If a car is travelling at 60 mph down a straight road, what is the speed of the bottom, the top, & the dead center of the tires?

Speed with respect to what? The only part of this question that makes sense to my 15 watt brain is about the speed of the tire with respect to the pavement.

If you are coasting straight ahead, regardless of speed, the tire is going zero miles per hour with respect to the pavement. If the car is under power to maintain 60 MPH there is a small amount of slip between the tire and pavement. So the tire is going very slightly faster say 60.1 MPH.

In respect to the road at any given point!

I’d guess:

Bottom - stationary

Rearmost point 60

Top - forwards at 120

Front most point - 60

And which part of a train is always going backwards?

middle: 60mph

top: 60mph+linear velocity of the point at the top

bottom: same-extra velocity

Doesn’t seem *that* tricky… I’m with **TheLoadedDog**, with the addition that the centre is moving at 60mph 'cause he hasn’t specified. (Don’t know the answer to your riddle though).

**chaoticdonkey** would also seem to be technically right, if somewhat vague.

I’m not so sure about the front most point. Wouldn’t it have a forward velocity component of 60 mph plus a downward velocity of 60 mph, adding up to 84.9 mph?

As for the train, the bottom edge of the wheel flange is always moving backwards.

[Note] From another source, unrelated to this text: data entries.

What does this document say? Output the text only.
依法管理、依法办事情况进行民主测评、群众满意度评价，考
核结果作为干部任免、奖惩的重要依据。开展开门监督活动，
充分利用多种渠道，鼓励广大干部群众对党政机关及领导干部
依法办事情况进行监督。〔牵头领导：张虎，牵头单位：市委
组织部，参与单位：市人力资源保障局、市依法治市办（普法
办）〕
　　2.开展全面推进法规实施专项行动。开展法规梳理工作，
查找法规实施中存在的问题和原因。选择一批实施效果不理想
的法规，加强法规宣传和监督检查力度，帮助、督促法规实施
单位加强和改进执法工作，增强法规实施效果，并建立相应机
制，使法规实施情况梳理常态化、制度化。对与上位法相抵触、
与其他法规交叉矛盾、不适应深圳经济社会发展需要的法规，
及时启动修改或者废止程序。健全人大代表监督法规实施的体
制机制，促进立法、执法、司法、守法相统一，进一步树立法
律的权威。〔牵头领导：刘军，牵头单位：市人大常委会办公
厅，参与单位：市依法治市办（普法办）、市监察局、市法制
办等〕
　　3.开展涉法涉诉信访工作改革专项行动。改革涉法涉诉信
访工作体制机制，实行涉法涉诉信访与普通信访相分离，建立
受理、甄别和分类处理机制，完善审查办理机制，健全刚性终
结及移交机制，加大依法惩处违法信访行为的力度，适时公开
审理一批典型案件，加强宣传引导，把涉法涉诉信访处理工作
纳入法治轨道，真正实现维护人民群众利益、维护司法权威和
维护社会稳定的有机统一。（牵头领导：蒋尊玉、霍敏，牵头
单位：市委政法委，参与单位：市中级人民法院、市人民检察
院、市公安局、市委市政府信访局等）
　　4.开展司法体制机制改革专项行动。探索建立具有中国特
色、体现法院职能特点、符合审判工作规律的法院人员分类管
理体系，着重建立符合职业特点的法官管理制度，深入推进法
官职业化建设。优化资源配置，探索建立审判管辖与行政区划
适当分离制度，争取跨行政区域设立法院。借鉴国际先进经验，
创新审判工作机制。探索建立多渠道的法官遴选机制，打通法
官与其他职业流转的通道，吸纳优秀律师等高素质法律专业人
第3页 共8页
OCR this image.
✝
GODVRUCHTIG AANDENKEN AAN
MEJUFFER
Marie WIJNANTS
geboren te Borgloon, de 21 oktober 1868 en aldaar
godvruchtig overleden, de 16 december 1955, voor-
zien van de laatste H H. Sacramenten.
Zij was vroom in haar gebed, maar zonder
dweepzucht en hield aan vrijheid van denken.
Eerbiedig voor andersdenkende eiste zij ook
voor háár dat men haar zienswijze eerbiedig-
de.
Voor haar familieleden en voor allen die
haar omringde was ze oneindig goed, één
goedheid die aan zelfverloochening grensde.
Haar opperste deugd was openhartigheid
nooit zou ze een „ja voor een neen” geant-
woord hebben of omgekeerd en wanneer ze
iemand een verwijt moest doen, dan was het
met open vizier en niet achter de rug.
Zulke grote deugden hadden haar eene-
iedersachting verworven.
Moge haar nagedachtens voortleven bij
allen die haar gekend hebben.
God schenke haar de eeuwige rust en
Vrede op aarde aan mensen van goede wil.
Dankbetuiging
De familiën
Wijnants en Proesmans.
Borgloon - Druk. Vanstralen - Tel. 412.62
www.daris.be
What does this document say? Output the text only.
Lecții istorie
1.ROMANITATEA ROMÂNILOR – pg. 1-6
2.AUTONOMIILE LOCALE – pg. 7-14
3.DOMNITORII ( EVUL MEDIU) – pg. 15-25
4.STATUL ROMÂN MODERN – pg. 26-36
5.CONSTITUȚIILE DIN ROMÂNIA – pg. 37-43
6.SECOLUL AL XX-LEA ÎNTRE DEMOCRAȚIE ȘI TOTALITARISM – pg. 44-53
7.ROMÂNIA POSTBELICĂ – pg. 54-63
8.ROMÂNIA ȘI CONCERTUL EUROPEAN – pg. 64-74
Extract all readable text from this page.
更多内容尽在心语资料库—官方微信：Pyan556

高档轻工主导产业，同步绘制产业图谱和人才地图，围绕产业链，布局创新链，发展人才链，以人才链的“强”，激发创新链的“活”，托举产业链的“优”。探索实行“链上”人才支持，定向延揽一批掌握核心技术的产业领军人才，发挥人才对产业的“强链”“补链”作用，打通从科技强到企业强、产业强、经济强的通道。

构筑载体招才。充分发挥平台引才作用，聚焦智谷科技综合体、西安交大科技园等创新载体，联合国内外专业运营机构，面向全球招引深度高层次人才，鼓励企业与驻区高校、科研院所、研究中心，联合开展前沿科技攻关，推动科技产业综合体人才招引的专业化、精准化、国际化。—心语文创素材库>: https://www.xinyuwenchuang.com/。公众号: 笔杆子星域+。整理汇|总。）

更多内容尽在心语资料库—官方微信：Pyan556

The front “point” on the tire isn’t going forwards, just downwards.

Oh yeeeeah!

Well that depends on how old the train is. Early trains were built with cylindrical wheels and flanged rails. So in this case, barring the case of the drunk careering backwards from the club car, no part of the train is moving backwards.

And who says I didn’t learn anything useful from my last job?

Doesn’t that depend which way the train’s going? And if it’s a wheeled train or a magnetic train?

OK, OK, we all knew what you meant, and someone got the answer…

Huh? Every point on the car has a translational velocity of 60mph. The wheel has an additional velocity due to the rotation around the axle. At any given moment, the front part of the tire has a rotational component that is completely downward, but this has to be added to the 60mph forward velocity that every point on the car has.

I think the trick part of the question is that the tire deforms due to the weight of the car, so it’s not a perfect circle. The bottom point has a zero velocity where it contacts the road (if we can assume no slip), meaning the rotational component is exactly 60mph backward to cancel the car’s 60mph forward. However, the radius of the wheel is slightly higher for the top part than the bottom part, so the top part of the wheel has a somewhat higher rotational velocity than the bottom, meaning the total velocity at the top of the wheel is somewhat more than 120mph.